SilverLine Project

Why in News?

The Kerala Government has decided to denotify the proposed SilverLine semi-high-speed rail corridor that was planned by the previous Left Democratic Front (LDF) government. The government stated that although Kerala needs a modern high-speed transport system, the SilverLine project was considered environmentally damaging and financially unviable. 

What is the SilverLine Project?

SilverLine was a proposed semi-high-speed rail corridor intended to connect the southern capital city of Thiruvananthapuram with Kasaragod in northern Kerala.

The project aimed to:

  • Reduce travel time between the two cities from nearly 12 hours to about 4 hours.
  • Improve connectivity across Kerala.
  • Provide faster and efficient passenger transport.
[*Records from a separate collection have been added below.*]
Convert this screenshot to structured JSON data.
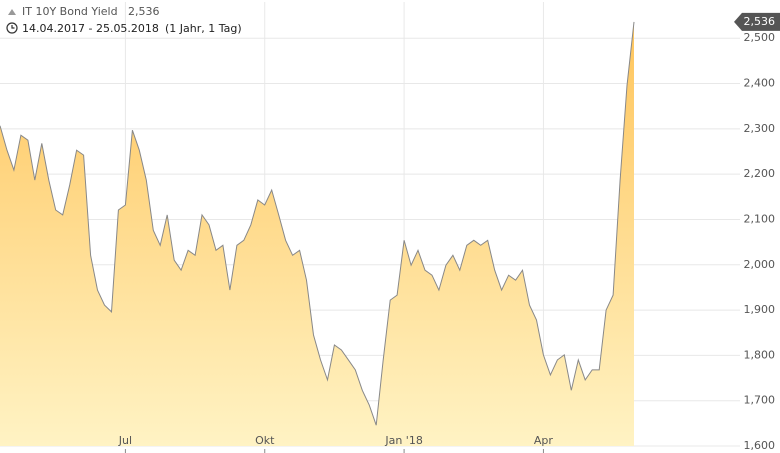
{
  "chart_data": {
    "type": "area",
    "title": "IT 10Y Bond Yield",
    "last_value": {
      "value": 2.536,
      "label": "2,536"
    },
    "subtitle": "14.04.2017 - 25.05.2018",
    "period": "(1 Jahr, 1 Tag)",
    "categories": [
      null,
      null,
      null,
      null,
      null,
      null,
      null,
      null,
      null,
      null,
      null,
      null,
      null,
      null,
      null,
      null,
      null,
      null,
      "Jul",
      null,
      null,
      null,
      null,
      null,
      null,
      null,
      null,
      null,
      null,
      null,
      null,
      null,
      null,
      null,
      null,
      null,
      null,
      null,
      "Okt",
      null,
      null,
      null,
      null,
      null,
      null,
      null,
      null,
      null,
      null,
      null,
      null,
      null,
      null,
      null,
      null,
      null,
      null,
      null,
      "Jan '18",
      null,
      null,
      null,
      null,
      null,
      null,
      null,
      null,
      null,
      null,
      null,
      null,
      null,
      null,
      null,
      null,
      null,
      null,
      null,
      "Apr",
      null,
      null,
      null,
      null,
      null,
      null,
      null,
      null,
      null,
      null,
      null,
      null,
      null
    ],
    "values": [
      2.307,
      2.253,
      2.209,
      2.286,
      2.275,
      2.187,
      2.268,
      2.187,
      2.121,
      2.11,
      2.176,
      2.253,
      2.242,
      2.021,
      1.944,
      1.911,
      1.896,
      2.121,
      2.132,
      2.297,
      2.253,
      2.187,
      2.076,
      2.043,
      2.11,
      2.01,
      1.988,
      2.032,
      2.021,
      2.11,
      2.088,
      2.032,
      2.043,
      1.944,
      2.043,
      2.054,
      2.088,
      2.143,
      2.132,
      2.165,
      2.11,
      2.054,
      2.021,
      2.032,
      1.966,
      1.845,
      1.79,
      1.746,
      1.823,
      1.812,
      1.79,
      1.768,
      1.723,
      1.69,
      1.646,
      1.79,
      1.922,
      1.933,
      2.054,
      1.999,
      2.032,
      1.988,
      1.977,
      1.944,
      1.999,
      2.021,
      1.988,
      2.043,
      2.054,
      2.043,
      2.054,
      1.988,
      1.944,
      1.977,
      1.966,
      1.988,
      1.911,
      1.878,
      1.801,
      1.757,
      1.79,
      1.801,
      1.723,
      1.79,
      1.746,
      1.768,
      1.768,
      1.9,
      1.933,
      2.187,
      2.396,
      2.536
    ],
    "line_color": "#888888",
    "fill_top": "#ffc55c",
    "fill_bottom": "#fff3c4",
    "ylim": [
      1.6,
      2.58
    ],
    "yticks": [
      {
        "value": 1.6,
        "label": "1,600"
      },
      {
        "value": 1.7,
        "label": "1,700"
      },
      {
        "value": 1.8,
        "label": "1,800"
      },
      {
        "value": 1.9,
        "label": "1,900"
      },
      {
        "value": 2.0,
        "label": "2,000"
      },
      {
        "value": 2.1,
        "label": "2,100"
      },
      {
        "value": 2.2,
        "label": "2,200"
      },
      {
        "value": 2.3,
        "label": "2,300"
      },
      {
        "value": 2.4,
        "label": "2,400"
      },
      {
        "value": 2.5,
        "label": "2,500"
      }
    ],
    "grid": true
  }
}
Key Features of the Project

  • The estimated cost of the project was around ₹64,000 crore.
  • The rail corridor was planned over a length of approximately 530 km.
  • It was designed as a standard-gauge semi-high-speed rail line.
  • The alignment was proposed to run mostly parallel to the existing railway corridor.
  • Much of the line was planned on earthen embankments.
  • The project intended to support faster and modern public transportation in Kerala’s densely populated corridor.

Implementing Agency

The project was to be implemented by K-Rail or Kerala Rail Development Corporation Ltd.

About K-Rail

  • K-Rail is a joint venture between:
    • Government of Kerala (51% share)
    • Indian Railways (49% share)
  • It was created specifically to develop railway infrastructure in Kerala.

Background

  • In 2021, the Kerala Cabinet approved the SilverLine project.
  • The Kerala Infrastructure Investment Fund Board (KIIFB) provided a token allocation of ₹2,000 crore.
  • The project generated widespread public debate and protests over:
    • Land acquisition
    • Environmental concerns
    • Rehabilitation issues
    • Financial burden on the state

Why Was the Project Opposed?

Critics argued that the project:

  • Could damage Kerala’s fragile ecology and wetlands.
  • Required large-scale land acquisition in densely populated areas.
  • Was financially expensive for a debt-stressed state.
  • Might not generate sufficient economic returns to justify costs.

The present government termed it an “environmental disaster” and “financially unviable”.